You request is a bit like doing the cartesian product of 2 sets :
[clicks]
SELECT *
FROM links
LEFT OUTER JOIN stats ON links.id = stats.parent_id
[conversions]
SELECT *
FROM links
LEFT OUTER JOIN conversions ON links.id = conversions.link_id
and for each link, you get sizeof([clicks]) x sizeof([conversions]) lines
As you noted the number of unique conversions in your request can be obtained via a
count(distinct conversions.id) = sizeof([conversions])
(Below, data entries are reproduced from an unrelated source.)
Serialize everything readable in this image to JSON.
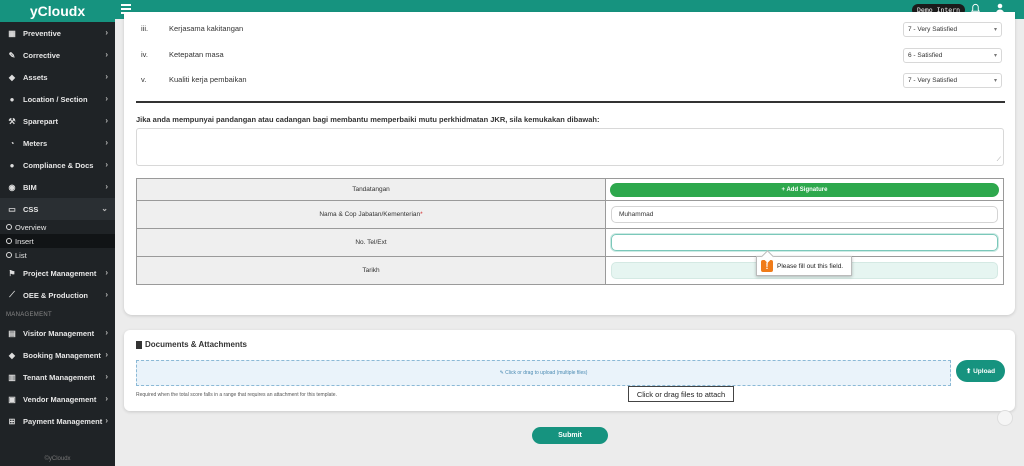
{
  "brand": "yCloudx",
  "sidebar": {
    "items": [
      {
        "label": "Preventive",
        "icon": "calendar-icon",
        "glyph": "▦"
      },
      {
        "label": "Corrective",
        "icon": "wrench-icon",
        "glyph": "✎"
      },
      {
        "label": "Assets",
        "icon": "tag-icon",
        "glyph": "◆"
      },
      {
        "label": "Location / Section",
        "icon": "location-icon",
        "glyph": "●"
      },
      {
        "label": "Sparepart",
        "icon": "tools-icon",
        "glyph": "⚒"
      },
      {
        "label": "Meters",
        "icon": "gauge-icon",
        "glyph": "◔"
      },
      {
        "label": "Compliance & Docs",
        "icon": "circle-icon",
        "glyph": "●"
      },
      {
        "label": "BIM",
        "icon": "cube-icon",
        "glyph": "◉"
      },
      {
        "label": "CSS",
        "icon": "monitor-icon",
        "glyph": "▭"
      }
    ],
    "css_sub": [
      {
        "label": "Overview"
      },
      {
        "label": "Insert"
      },
      {
        "label": "List"
      }
    ],
    "items2": [
      {
        "label": "Project Management",
        "icon": "project-icon",
        "glyph": "⚑"
      },
      {
        "label": "OEE & Production",
        "icon": "chart-line-icon",
        "glyph": "⟋"
      }
    ],
    "section": "MANAGEMENT",
    "items3": [
      {
        "label": "Visitor Management",
        "icon": "id-card-icon",
        "glyph": "▤"
      },
      {
        "label": "Booking Management",
        "icon": "booking-icon",
        "glyph": "◆"
      },
      {
        "label": "Tenant Management",
        "icon": "building-icon",
        "glyph": "▥"
      },
      {
        "label": "Vendor Management",
        "icon": "vendor-icon",
        "glyph": "▣"
      },
      {
        "label": "Payment Management",
        "icon": "cart-icon",
        "glyph": "⊞"
      }
    ],
    "footer": "©yCloudx"
  },
  "topbar": {
    "demo": "Demo Intern"
  },
  "questions": [
    {
      "num": "iii.",
      "text": "Kerjasama kakitangan",
      "rating": "7 - Very Satisfied"
    },
    {
      "num": "iv.",
      "text": "Ketepatan masa",
      "rating": "6 - Satisfied"
    },
    {
      "num": "v.",
      "text": "Kualiti kerja pembaikan",
      "rating": "7 - Very Satisfied"
    }
  ],
  "comment_label": "Jika anda mempunyai pandangan atau cadangan bagi membantu memperbaiki mutu perkhidmatan JKR, sila kemukakan dibawah:",
  "sig_table": {
    "signature_label": "Tandatangan",
    "add_signature": "+ Add Signature",
    "name_label": "Nama & Cop Jabatan/Kementerian",
    "name_value": "Muhammad",
    "phone_label": "No. Tel/Ext",
    "date_label": "Tarikh"
  },
  "tooltip": "Please fill out this field.",
  "docs": {
    "title": "Documents & Attachments",
    "dropzone": "✎ Click or drag to upload (multiple files)",
    "upload": "⬆ Upload",
    "help": "Required when the total score falls in a range that requires an attachment for this template.",
    "drag_tip": "Click or drag files to attach"
  },
  "submit": "Submit",
  "colors": {
    "brand": "#16937f",
    "sidebar": "#1f2326",
    "signature_button": "#2ea84d",
    "warning": "#f07c1a"
  }
}
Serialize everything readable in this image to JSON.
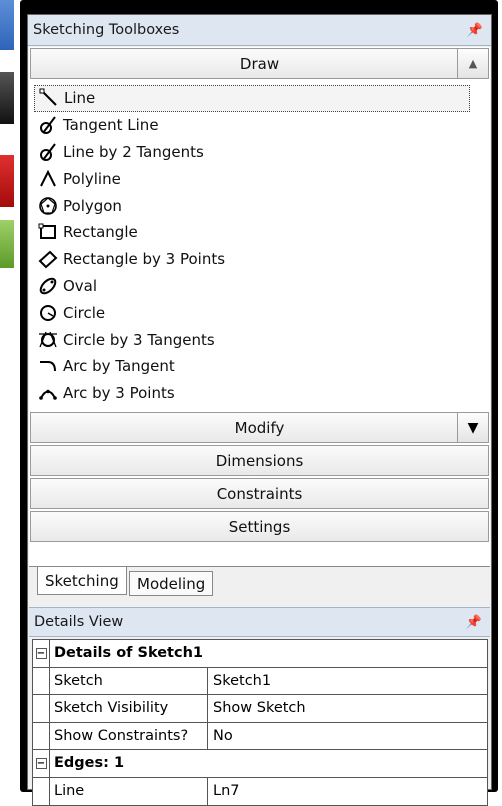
{
  "toolbox": {
    "title": "Sketching Toolboxes",
    "sections": {
      "draw": "Draw",
      "modify": "Modify",
      "dimensions": "Dimensions",
      "constraints": "Constraints",
      "settings": "Settings"
    },
    "draw_tools": [
      {
        "label": "Line",
        "icon": "line-icon"
      },
      {
        "label": "Tangent Line",
        "icon": "tangent-line-icon"
      },
      {
        "label": "Line by 2 Tangents",
        "icon": "line-by-2-tangents-icon"
      },
      {
        "label": "Polyline",
        "icon": "polyline-icon"
      },
      {
        "label": "Polygon",
        "icon": "polygon-icon"
      },
      {
        "label": "Rectangle",
        "icon": "rectangle-icon"
      },
      {
        "label": "Rectangle by 3 Points",
        "icon": "rectangle-3-points-icon"
      },
      {
        "label": "Oval",
        "icon": "oval-icon"
      },
      {
        "label": "Circle",
        "icon": "circle-icon"
      },
      {
        "label": "Circle by 3 Tangents",
        "icon": "circle-3-tangents-icon"
      },
      {
        "label": "Arc by Tangent",
        "icon": "arc-by-tangent-icon"
      },
      {
        "label": "Arc by 3 Points",
        "icon": "arc-3-points-icon"
      }
    ],
    "tabs": [
      "Sketching",
      "Modeling"
    ]
  },
  "details": {
    "title": "Details View",
    "group1": "Details of Sketch1",
    "rows": [
      {
        "key": "Sketch",
        "value": "Sketch1"
      },
      {
        "key": "Sketch Visibility",
        "value": "Show Sketch"
      },
      {
        "key": "Show Constraints?",
        "value": "No"
      }
    ],
    "group2": "Edges: 1",
    "edge_row": {
      "key": "Line",
      "value": "Ln7"
    }
  }
}
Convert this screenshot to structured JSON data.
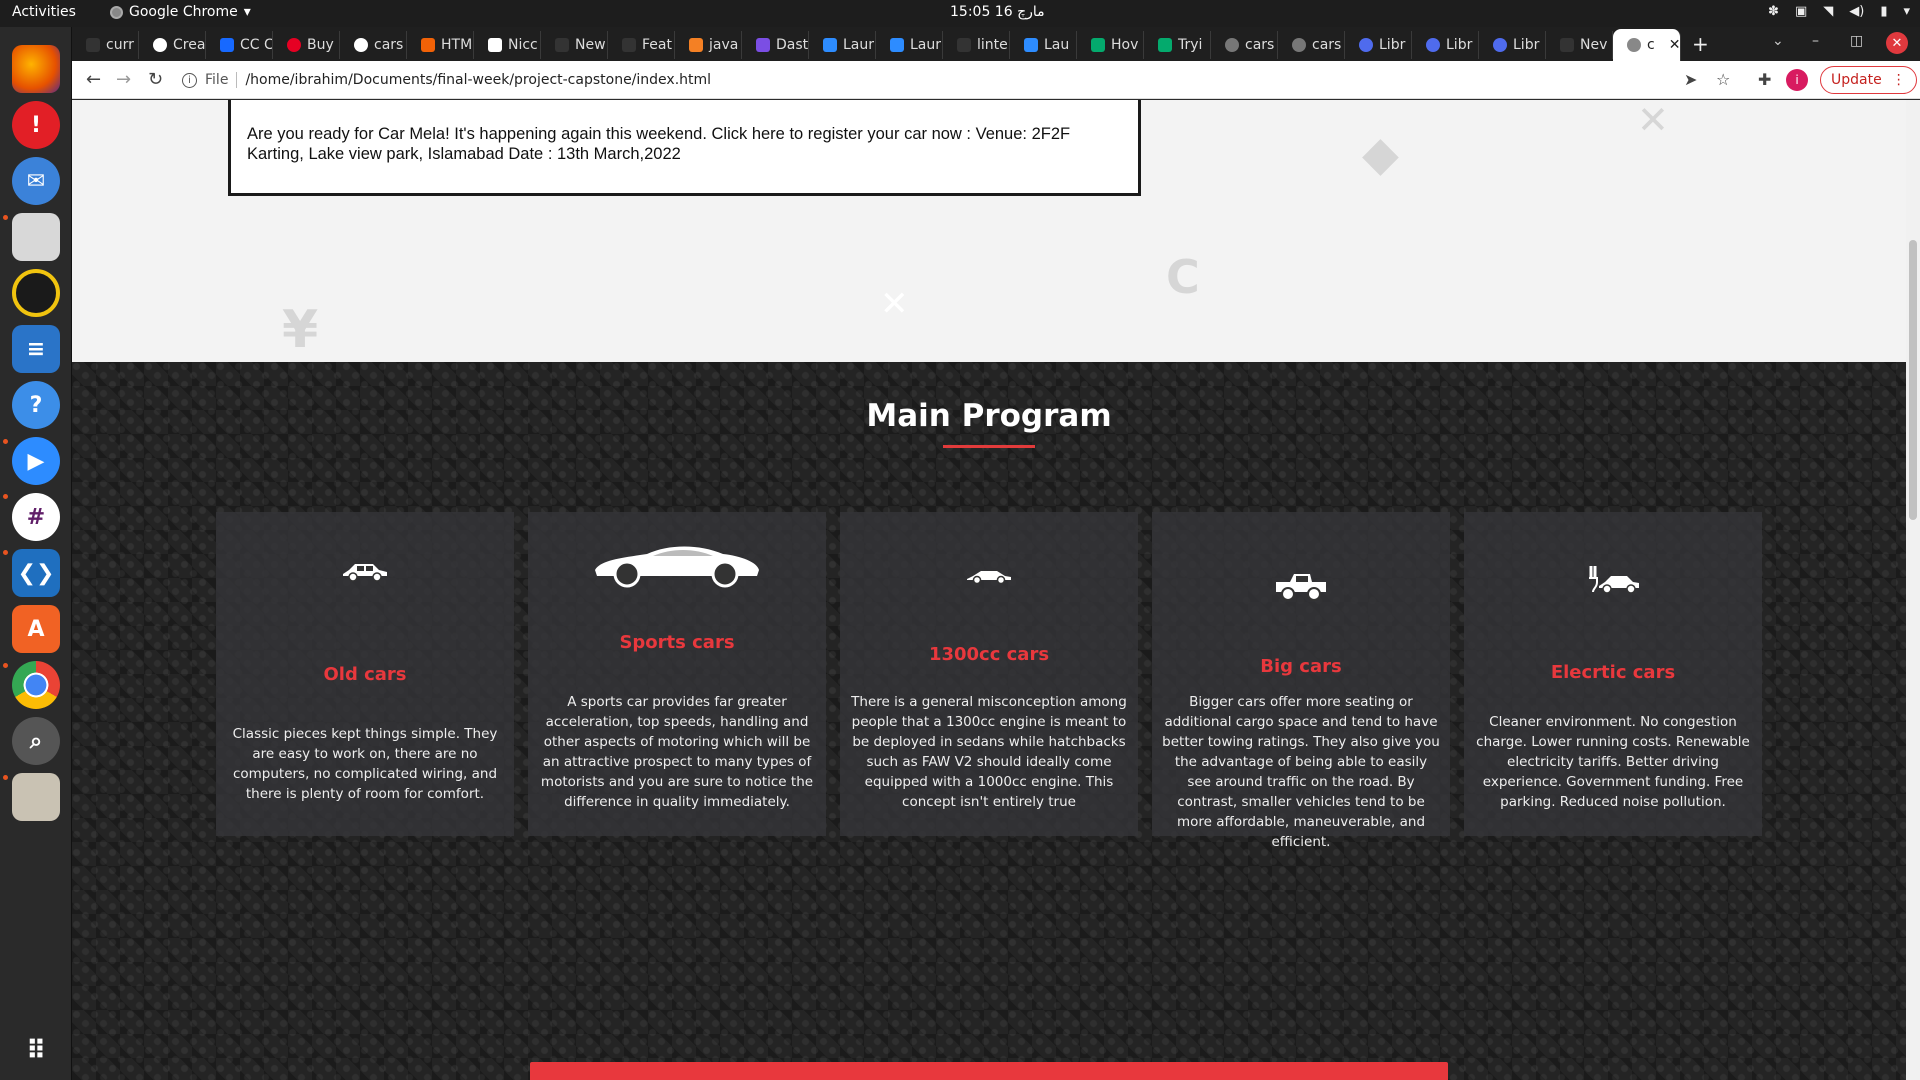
{
  "system": {
    "activities": "Activities",
    "app_name": "Google Chrome",
    "clock": "15:05  16 مارچ"
  },
  "browser": {
    "tabs": [
      {
        "label": "curr"
      },
      {
        "label": "Crea"
      },
      {
        "label": "CC C"
      },
      {
        "label": "Buy"
      },
      {
        "label": "cars"
      },
      {
        "label": "HTM"
      },
      {
        "label": "Nicc"
      },
      {
        "label": "New"
      },
      {
        "label": "Feat"
      },
      {
        "label": "java"
      },
      {
        "label": "Dast"
      },
      {
        "label": "Laur"
      },
      {
        "label": "Laur"
      },
      {
        "label": "linte"
      },
      {
        "label": "Lau"
      },
      {
        "label": "Hov"
      },
      {
        "label": "Tryi"
      },
      {
        "label": "cars"
      },
      {
        "label": "cars"
      },
      {
        "label": "Libr"
      },
      {
        "label": "Libr"
      },
      {
        "label": "Libr"
      },
      {
        "label": "Nev"
      },
      {
        "label": "c"
      }
    ],
    "address_scheme": "File",
    "address_url": "/home/ibrahim/Documents/final-week/project-capstone/index.html",
    "profile_initial": "i",
    "update_label": "Update"
  },
  "page": {
    "announcement": "Are you ready for Car Mela! It's happening again this weekend. Click here to register your car now : Venue: 2F2F Karting, Lake view park, Islamabad Date : 13th March,2022",
    "section_title": "Main Program",
    "cards": [
      {
        "title": "Old cars",
        "text": "Classic pieces kept things simple. They are easy to work on, there are no computers, no complicated wiring, and there is plenty of room for comfort."
      },
      {
        "title": "Sports cars",
        "text": "A sports car provides far greater acceleration, top speeds, handling and other aspects of motoring which will be an attractive prospect to many types of motorists and you are sure to notice the difference in quality immediately."
      },
      {
        "title": "1300cc cars",
        "text": "There is a general misconception among people that a 1300cc engine is meant to be deployed in sedans while hatchbacks such as FAW V2 should ideally come equipped with a 1000cc engine. This concept isn't entirely true"
      },
      {
        "title": "Big cars",
        "text": "Bigger cars offer more seating or additional cargo space and tend to have better towing ratings. They also give you the advantage of being able to easily see around traffic on the road. By contrast, smaller vehicles tend to be more affordable, maneuverable, and efficient."
      },
      {
        "title": "Elecrtic cars",
        "text": "Cleaner environment. No congestion charge. Lower running costs. Renewable electricity tariffs. Better driving experience. Government funding. Free parking. Reduced noise pollution."
      }
    ]
  },
  "colors": {
    "accent": "#e8383d",
    "dark_bg": "#242424",
    "card_bg": "#343438"
  }
}
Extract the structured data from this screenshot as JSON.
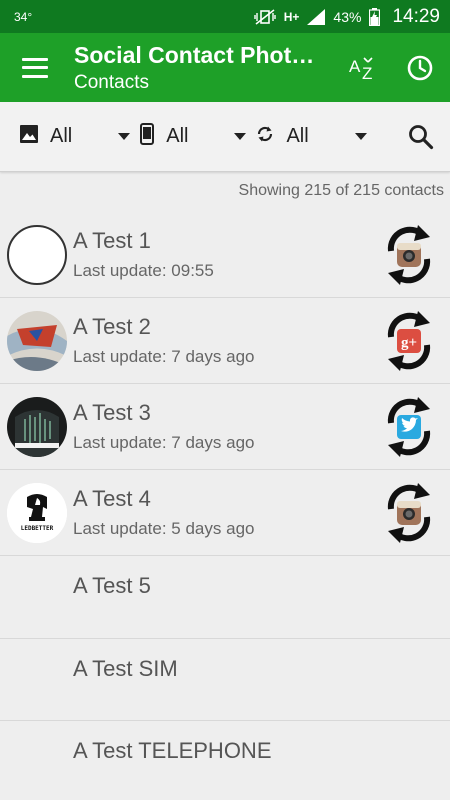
{
  "status_bar": {
    "left": "34°",
    "network": "H+",
    "battery": "43%",
    "time": "14:29"
  },
  "app_bar": {
    "title": "Social Contact Phot…",
    "subtitle": "Contacts",
    "sort_icon": "az-sort-icon",
    "history_icon": "clock-icon"
  },
  "filters": [
    {
      "icon": "image-icon",
      "label": "All"
    },
    {
      "icon": "phone-icon",
      "label": "All"
    },
    {
      "icon": "sync-icon",
      "label": "All"
    }
  ],
  "count_text": "Showing 215 of 215 contacts",
  "contacts": [
    {
      "name": "A Test 1",
      "last_update": "Last update: 09:55",
      "avatar": "blank",
      "source": "instagram"
    },
    {
      "name": "A Test 2",
      "last_update": "Last update: 7 days ago",
      "avatar": "photo-superman",
      "source": "google-plus"
    },
    {
      "name": "A Test 3",
      "last_update": "Last update: 7 days ago",
      "avatar": "photo-dark",
      "source": "twitter"
    },
    {
      "name": "A Test 4",
      "last_update": "Last update: 5 days ago",
      "avatar": "logo-ledbetter",
      "avatar_text": "LEDBETTER",
      "source": "instagram"
    },
    {
      "name": "A Test 5"
    },
    {
      "name": "A Test SIM"
    },
    {
      "name": "A Test TELEPHONE"
    }
  ],
  "colors": {
    "status_bar": "#0f7a20",
    "app_bar": "#1ea028",
    "google_plus": "#dc4e41",
    "twitter": "#2aa9e0",
    "instagram": "#a0745a"
  }
}
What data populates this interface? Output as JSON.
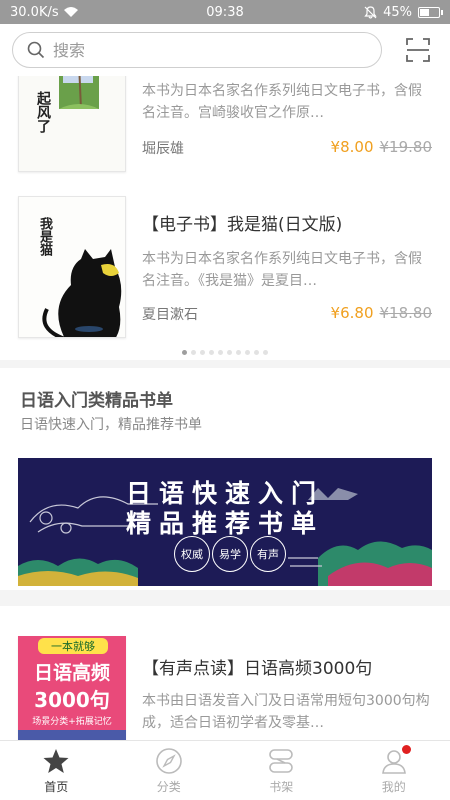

this distinct manages to remove all the [clicks] lines in the cartesian product
but clearly
sum(conversions.value) = sum([conversions].value) * sizeof([clicks])
In your case, since
count(*) = sizeof([clicks]) x sizeof([conversions])
count(*) = sizeof([clicks]) x count(distinct conversions.id)
you have
sizeof([clicks]) = count(*)/count(distinct conversions.id)
so I would test your request with
SELECT links.id,
count(DISTINCT stats.id) as clicks,
count(DISTINCT conversions.id) as conversions,
sum(conversions.value)*count(DISTINCT conversions.id)/count(*) as conversion_value
FROM links
LEFT OUTER JOIN stats ON links.id = stats.parent_id
LEFT OUTER JOIN conversions ON links.id = conversions.link_id
GROUP BY links.id
ORDER BY links.created desc;
Keep me posted ! Jerome
For an explanation of why you were seeing incorrect numbers, read this.
I think that Jerome has a handle on what is causing your error. Bryson's query would work, though having that subquery in the SELECT could be inefficient.